A Voepass fingia consertar aviões com defeito para burlar regras de segurança aérea
- Giovanni Avilla
- 27 de jul.
- 3 min de leitura

A conclusão consta no relatório final da investigação do Cenipa, divulgado na última quinta-feira (23).
No documento, o órgão aponta que a empresa colocava aeronaves com problemas técnicos para voar sem a efetiva correção da pane, mascarando seu caráter crônico e postergando sua resolução definitiva."
A queda do voo 2283 da Voepass aconteceu em agosto de 2024 e matou 62 pessoas entre passageiros e tripulantes.
Aeronave não deveria ter decolado
O relatório concluiu ainda que a aeronave não deveria ter decolado.
Segundo a investigação, a aeronave operava com o sistema Airframe De-Icing, responsável pela proteção contra o acúmulo de gelo, inoperante. Nessas condições, caso houvesse possibilidade de formação de gelo durante o trajeto, o voo não deveria ter sido autorizado.
O ATR-72, de matrícula PS-VPB, fazia a rota entre Cascavel (PR) e Guarulhos (SP) quando encontrou condições severas para formação de gelo durante o voo de cruzeiro. O acúmulo de gelo nas superfícies da aeronave comprometeu seu desempenho, provocando perda de velocidade, estol aerodinâmico, perda de controle e a queda sobre uma área residencial de Vinhedo. Ao todo, morreram 58 passageiros e quatro tripulantes.
Em nota, a Voepass diz que "desde o início das apurações, a VOEPASS atua de forma transparente junto ao Cenipa e às autoridades públicas e segue à disposição de todas as instituições e agentes envolvidos para colaborar com o que for necessário."
Nota na íntegra - Voepass
A queda do voo 2283, em 9 de agosto de 2024, foi o episódio mais difícil da história da VOEPASS. Desde o momento do acidente, a empresa esteve solidária às famílias das vítimas, compartilhando uma dor que permanece presente em sua memória.
Em mais de 30 anos de operações na aviação brasileira, a companhia jamais havia enfrentado uma situação como essa. Ao longo de três décadas, sempre adotou procedimentos sérios de segurança, capacitação e orientação de tripulação.
A atuação da empresa sempre esteve pautada em padrões de segurança internacionais, contando inclusive com a certificação IOSA desde 2012, um requisito de excelência operacional emitido apenas para empresas auditadas IATA.

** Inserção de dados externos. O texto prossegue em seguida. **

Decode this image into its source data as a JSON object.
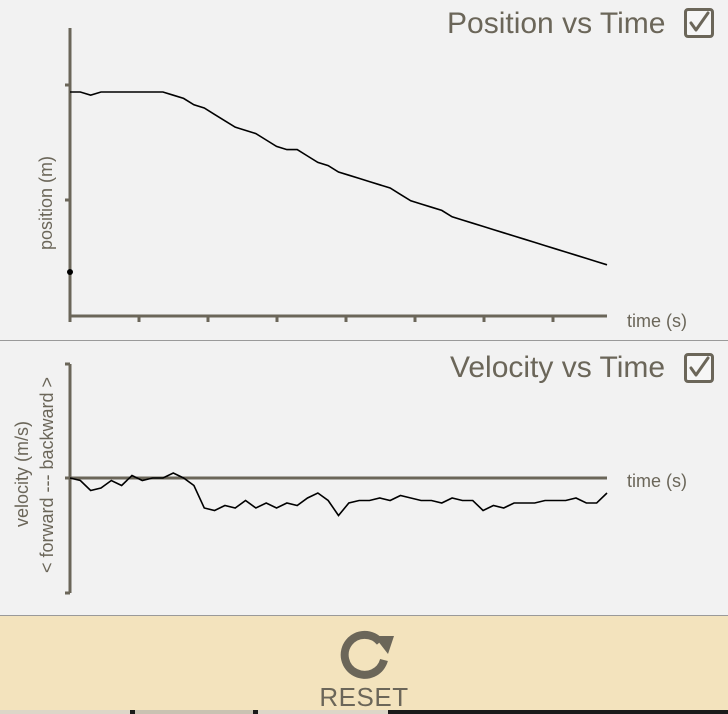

A tripulação do voo 2283 era experiente, capacitada e devidamente certificada, acumulando mais de 5.000 horas de voo e com treinamentos técnicos e acompanhamentos de saúde rigorosamente atualizados, sem qualquer registro prévio ou fator que impedisse sua atuação.
Desde o início das apurações, a VOEPASS atua de forma transparente junto ao Cenipa e às autoridades públicas e segue à disposição de todas as instituições e agentes envolvidos para colaborar com o que for necessário.
SINOPSE
"RETIRADO DO RELATÓRIO FINAL DO SENIPA"
O presente Relatório Final refere-se ao acidente com a aeronave matrícula PS-VPB, modelo ATR-72 212A (500), ocorrido em 09AGO2024, tipificado como “[ICE] Formação de gelo, [LOC-I] Perda de controle em voo e [SCF-NP] Falha ou mau funcionamento de sistema/componente”.
A aeronave foi despachada com o sistema Airframe De-Icing em pane e, durante a fase de cruzeiro, encontrou condições meteorológicas adversas associadas a Severe Icing (SEV ICE – formação de gelo severo). Essa condição levou ao acúmulo excessivo de gelo sobre superfícies críticas da aeronave, aumento do arrasto aerodinâmico, redução significativa da velocidade e ativação de diversos avisos/alertas.
Como consequência, a aeronave entrou em condição de stall, iniciando uma trajetória descendente em atitude anormal, evoluindo, posteriormente, para uma rotação em parafuso chato, que resultou na colisão contra o solo em área residencial no Município de Vinhedo, SP.
A aeronave ficou destruída.
Os 4 tripulantes e os 58 passageiros sofreram lesões fatais.
Houve a designação de Representante Acreditado do Transportation Safety Board (TSB) – Canadá, Estado de fabricação dos motores da aeronave.
Houve a designação de Representante Acreditado do Bureau d'Enquêtes et d'Analyses pour la Sécurité de l'Aviation Civile (BEA) – França, Estado de projeto e fabricação da aeronave.
Houve a designação de Especialista da Junta Investigadora de Accidentes e Incidentes de Aviación Civil (JIAAC) – Venezuela, Estado que possuía cidadãos a bordo.
Houve a designação de Especialista do Gabinete de Prevenção e Investigação de Acidentes com Aeronaves e de Acidentes Ferroviários (GPIAAF) – Portugal, Estado que possuía cidadãos a bordo.